By executing an optimization strategy and improving the chip at one design point, such as the maximum chip size in millimeters, the results of these experiments can be sent as input to subsequent optimization methods. The Apollo team found that various optimization techniques improve performance on tasks such as area-constrained circuit design by leveraging the best results of initial or seed optimization techniques.

The design of chips for MobileNet, or other networks and workloads, must surround them all due to the fact that they are limited by the applicability of the design process to a particular workload.

In fact, Berkin Akin, one of the authors who helped develop the MobileNet version of MobileNet Edge, points out that optimization is the product of both chip and neural network optimization.

“Neural network architectures need to be aware of the target hardware architecture in order to optimize overall system performance and energy efficiency,” Akin wrote in a paper with colleague Suyog Gupta last year.

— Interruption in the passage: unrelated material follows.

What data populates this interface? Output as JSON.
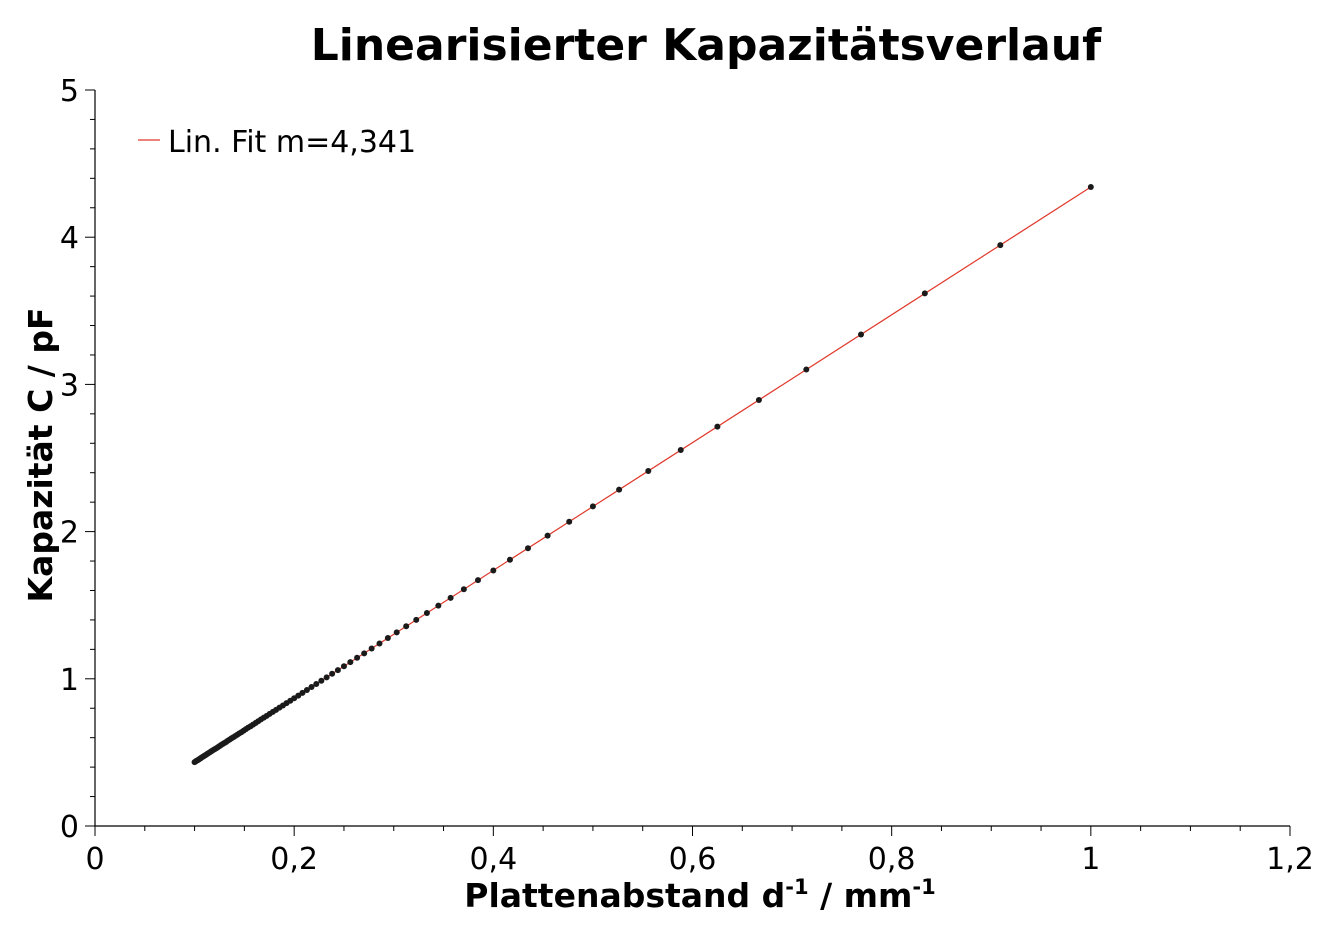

ZDNet contacted Akin by email and asked, “How valuable is a hardware design if it separates from the neural net architecture design?”

“It’s a great question,” Akin replied by email. “I think it depends on the situation.”

According to Akin, Apollo may be sufficient for certain workloads, but so-called co-optimization between chips and neural networks offers other benefits in the future.

Here is Akin’s complete reply:

There are certainly use cases where you are designing hardware for a particular suite of fixed neural network models. These models can be part of a highly optimized and representative workload from the hardware target application domain, or they can be needed by users of custom-built accelerators. This task addresses this type of problem using ML to find the best hardware architecture for a particular workload suite. However, there are certainly cases where you have the flexibility to jointly optimize your hardware design and neural network architecture. In fact, there is some work in progress for such co-optimization, and we hope that it will lead to even better trade-offs.

The final point is that dialectics evolve in an interesting way, as new processes in chip design can have measurable impact on neural network design, even if chip design is affected by new AI workloads. Is that there is a possibility of doing. The coming year.